The embodiment of the presentation invention is location-centric social media. However, it does not preclude user(s) 24 from conducting activities that are performed on other user-centric social media, such as Facebook, Google+, You Tube, Twitter, etc. The activity includes, but is not limited to: posting and receiving e-mail, message, video, blog.

FIG. 13 is an example of a transport protocol data unit (TPDU) when conducting social media convention over autonomous social media system. TPDU is used to deliver user's data as a unit among peer entities of a network and that contains control information, such as address information and user data.

TPDU comprises six elements: Header (H), web server IP address, SID 12′, UID 24′, recipient ID, and user data. H is header of the TPDU, which is an indicator of privacy type (for example: private vs. public); web server IP address is a routable IP address; SID 12′ is networking device identifier; UID 24′ is user device identifier; recipient ID is the destination identifier; and user data is the data payload that contains user specific data.

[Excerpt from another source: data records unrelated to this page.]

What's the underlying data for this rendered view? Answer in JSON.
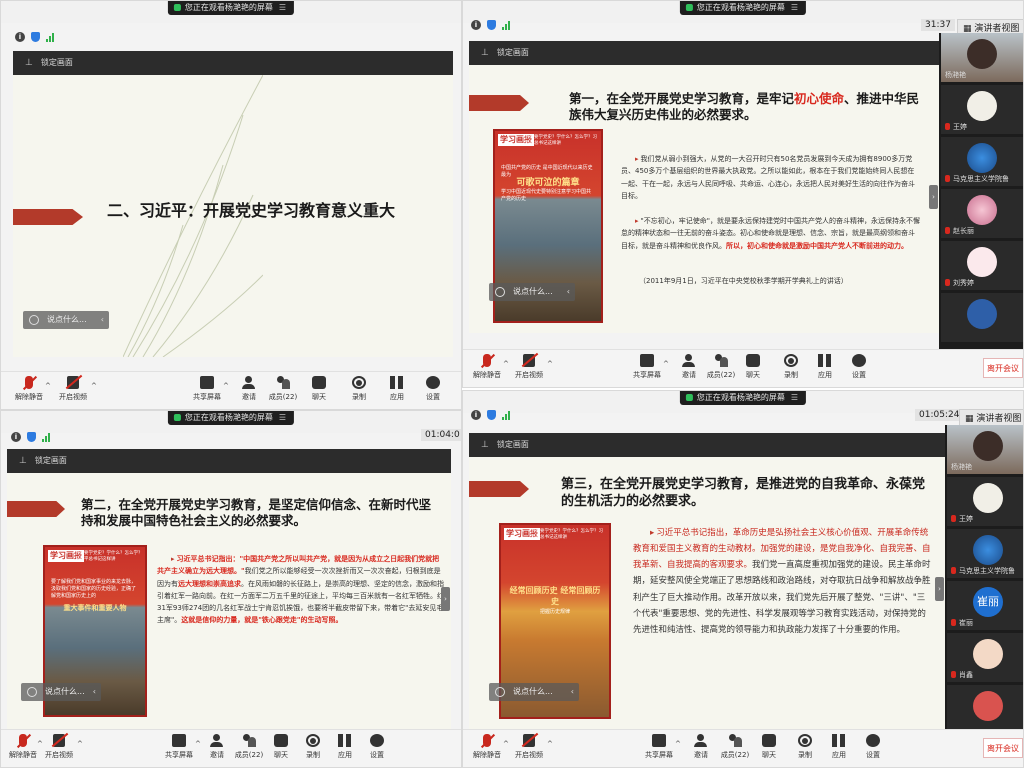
{
  "watch_banner": "您正在观看杨滟艳的屏幕",
  "lock_label": "锁定画面",
  "chat_placeholder": "说点什么...",
  "toolbar": {
    "unmute": "解除静音",
    "video": "开启视频",
    "share": "共享屏幕",
    "invite": "邀请",
    "members": "成员(22)",
    "chat": "聊天",
    "record": "录制",
    "apps": "应用",
    "settings": "设置",
    "leave": "离开会议"
  },
  "presenter_view": "演讲者视图",
  "timers": {
    "p2": "31:37",
    "p3": "01:04:0",
    "p4": "01:05:24"
  },
  "participants": {
    "p2": [
      "杨滟艳",
      "王婷",
      "马克思主义学院鲁",
      "赵长丽",
      "刘秀婷"
    ],
    "p4": [
      "杨滟艳",
      "王婷",
      "马克思主义学院鲁",
      "崔丽",
      "肖鑫"
    ]
  },
  "slide1": {
    "title": "二、习近平：开展党史学习教育意义重大"
  },
  "slide2": {
    "title_a": "第一，在全党开展党史学习教育，是牢记",
    "title_red": "初心使命",
    "title_b": "、推进中华民族伟大复兴历史伟业的必然要求。",
    "para1": "我们党从弱小到强大，从党的一大召开时只有50名党员发展到今天成为拥有8900多万党员、450多万个基层组织的世界最大执政党。之所以能如此，根本在于我们党能始终同人民想在一起、干在一起，永远与人民同呼吸、共命运、心连心，永远把人民对美好生活的向往作为奋斗目标。",
    "para2a": "\"不忘初心，牢记使命\"，就是要永远保持建党时中国共产党人的奋斗精神，永远保持永不懈怠的精神状态和一往无前的奋斗姿态。初心和使命就是理想、信念、宗旨，就是最高纲领和奋斗目标，就是奋斗精神和优良作风。",
    "para2_red": "所以，初心和使命就是激励中国共产党人不断前进的动力。",
    "citation": "（2011年9月1日，习近平在中央党校秋季学期开学典礼上的讲话）",
    "cover_brand": "学习画报",
    "cover_tagline": "为何要学党史？学什么？怎么学？习近平总书记这样讲",
    "cover_sub": "中国共产党的历史 是中国近现代以来历史最为",
    "cover_headline": "可歌可泣的篇章",
    "cover_sub2": "学习中国近现代史要特别注意学习中国共产党的历史"
  },
  "slide3": {
    "title": "第二，在全党开展党史学习教育，是坚定信仰信念、在新时代坚持和发展中国特色社会主义的必然要求。",
    "lead_red": "习近平总书记指出：\"中国共产党之所以叫共产党，就是因为从成立之日起我们党就把共产主义确立为远大理想。\"",
    "lead": "我们党之所以能够经受一次次挫折而又一次次奋起，归根到底是因为有",
    "lead_red2": "远大理想和崇高追求",
    "body": "。在风雨如磐的长征路上，是崇高的理想、坚定的信念，激励和指引着红军一路向前。在红一方面军二万五千里的征途上，平均每三百米就有一名红军牺牲。红31军93师274团的几名红军战士宁肯忍饥挨饿，也要将半截皮带留下来，带着它\"去延安见毛主席\"。",
    "tail_red": "这就是信仰的力量，就是\"铁心跟党走\"的生动写照。",
    "cover_brand": "学习画报",
    "cover_tagline": "为何要学党史？学什么？怎么学？习近平总书记这样讲",
    "cover_headline": "重大事件和重要人物",
    "cover_sub": "要了解我们党和国家事业的来龙去脉，汲取我们党和国家的历史经验，正确了解党和国家历史上的"
  },
  "slide4": {
    "title": "第三，在全党开展党史学习教育，是推进党的自我革命、永葆党的生机活力的必然要求。",
    "lead_red": "习近平总书记指出，革命历史是弘扬社会主义核心价值观、开展革命传统教育和爱国主义教育的生动教材。加强党的建设，是党自我净化、自我完善、自我革新、自我提高的客观要求。",
    "body": "我们党一直高度重视加强党的建设。民主革命时期，延安整风使全党端正了思想路线和政治路线，对夺取抗日战争和解放战争胜利产生了巨大推动作用。改革开放以来，我们党先后开展了整党、\"三讲\"、\"三个代表\"重要思想、党的先进性、科学发展观等学习教育实践活动，对保持党的先进性和纯洁性、提高党的领导能力和执政能力发挥了十分重要的作用。",
    "cover_brand": "学习画报",
    "cover_tagline": "为何要学党史？学什么？怎么学？习近平总书记这样讲",
    "cover_headline": "经常回顾历史 经常回顾历史",
    "cover_sub": "把握历史规律"
  },
  "colors": {
    "accent_red": "#d8281e",
    "tag_red": "#b33a2a",
    "slide_bg": "#f6f6ee"
  }
}
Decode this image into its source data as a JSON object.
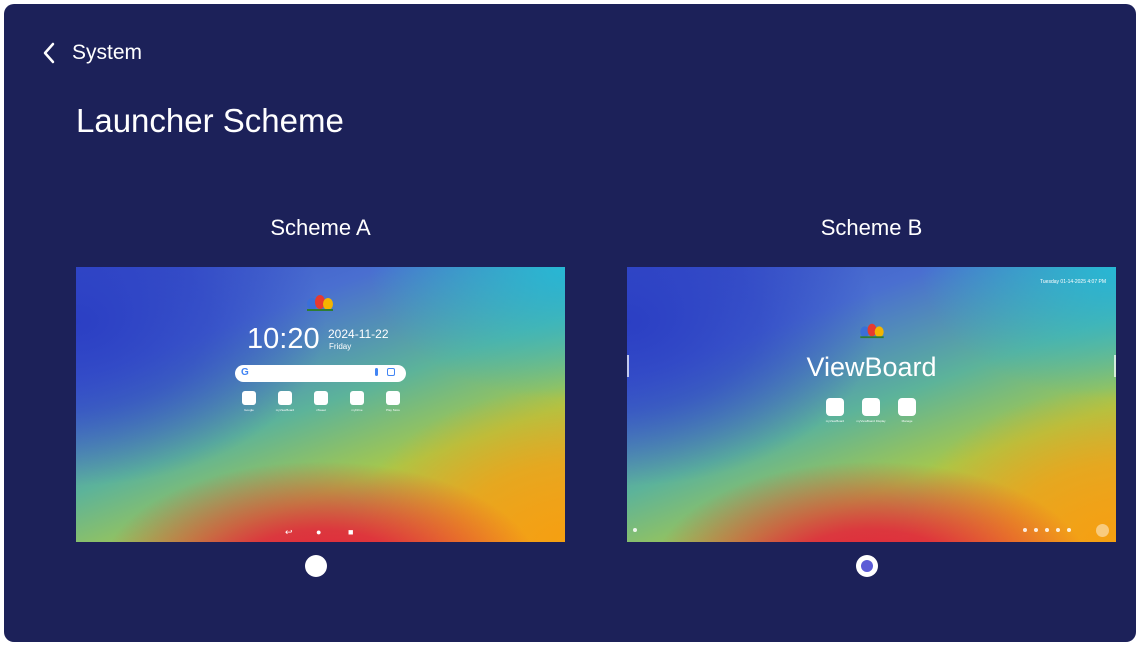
{
  "header": {
    "back_label": "System"
  },
  "page": {
    "title": "Launcher Scheme"
  },
  "schemes": [
    {
      "label": "Scheme A",
      "selected": false,
      "preview": {
        "time": "10:20",
        "date": "2024-11-22",
        "day": "Friday",
        "apps": [
          "Google",
          "myViewBoard",
          "vSweet",
          "myDrive",
          "Play Store"
        ]
      }
    },
    {
      "label": "Scheme B",
      "selected": true,
      "preview": {
        "datetime": "Tuesday 01-14-2025   4:07 PM",
        "title": "ViewBoard",
        "apps": [
          "myViewBoard",
          "myViewBoard Display",
          "Manage"
        ]
      }
    }
  ],
  "colors": {
    "background": "#1c2159",
    "radio_fill": "#ffffff",
    "radio_selected_dot": "#5b5bd6"
  },
  "icons": {
    "back": "chevron-left-icon",
    "logo": "viewsonic-birds-logo-icon"
  }
}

Instead of using personal e-mail address, user(s) 24 communicate with each other via SID 12′ and UID 24′. No user account registration or personal information is ever required. SID 12′ and UID 24′ are autonomous and depend only on user's current association with a networking device 12 and possess device.

E-mail: Electronic mail or e-mail is a method of exchanging digital messages from an author to one or more recipients. User(s) 24 send and receive e-mail through the networking device 12 across the Internet or other computer networks via an email server facility within the web server 20. E-mail user only needs to specific the privacy and recipient's e-mail address; the networking device 12 appends web server IP address, SID 12′, and UID 24′ automatically before forwarding it to the web server 20 for delivery. E-mail is a user data which is encapsulated in the TPDU.

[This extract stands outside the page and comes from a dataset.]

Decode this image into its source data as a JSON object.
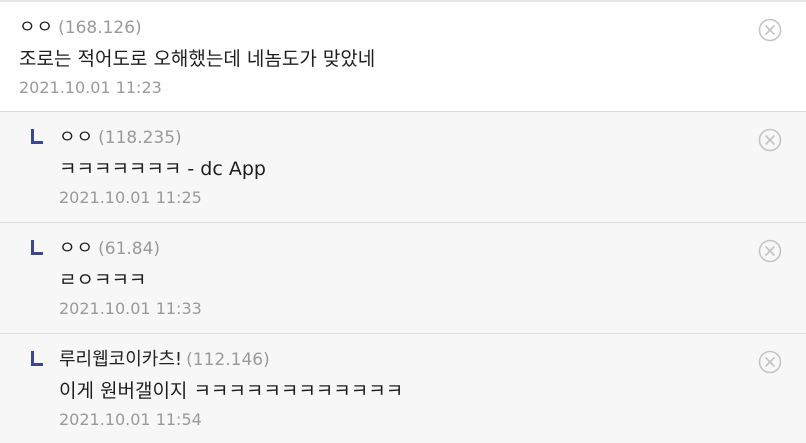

Once receives the TPDU that is forwarded from networking device 12, web server 20 is then transports the e-mail part according to the recipient's ID over e-mail protocols such as IMAP (Internet Message Access Protocol), POP (Post Office Protocol 3), or SMTP (Simple Mail Transfer Protocol).

IMAP (Internet Message Access Protocol)—Is a standard protocol for accessing e-mail from local mail server. IMAP is a client/server protocol in which e-mail is received and held by Internet server. As this requires only a small data transfer this works well even over a slow connection such as a modem. Only if upon a request to read a specific email message will it be downloaded from the server.

The POP (Post Office Protocol 3) protocol provides a simple, standardized way for users to access mailboxes and download messages to their computers. When using the POP protocol all e-mail messages will be downloaded from the mail server to user's local computing device.

The SMTP (Simple Mail Transfer Protocol) protocol is used by the Mail Transfer Agent (MTA) to deliver e-mail to the recipient's mail server. The SMTP protocol can only be used to send emails, not to receive them.

Posting message, picture, and video: User 24 who wishes to send messages only needs to specify privacy type and recipient's identifier, such as e-mail address and twitter's user name, for messaging. The message is formulated in TPDU at the networking device 22. Once receives the TPDU that is forwarded from networking device 12, web server 20 is then transports the message to recipient according to the receiving service platform is used.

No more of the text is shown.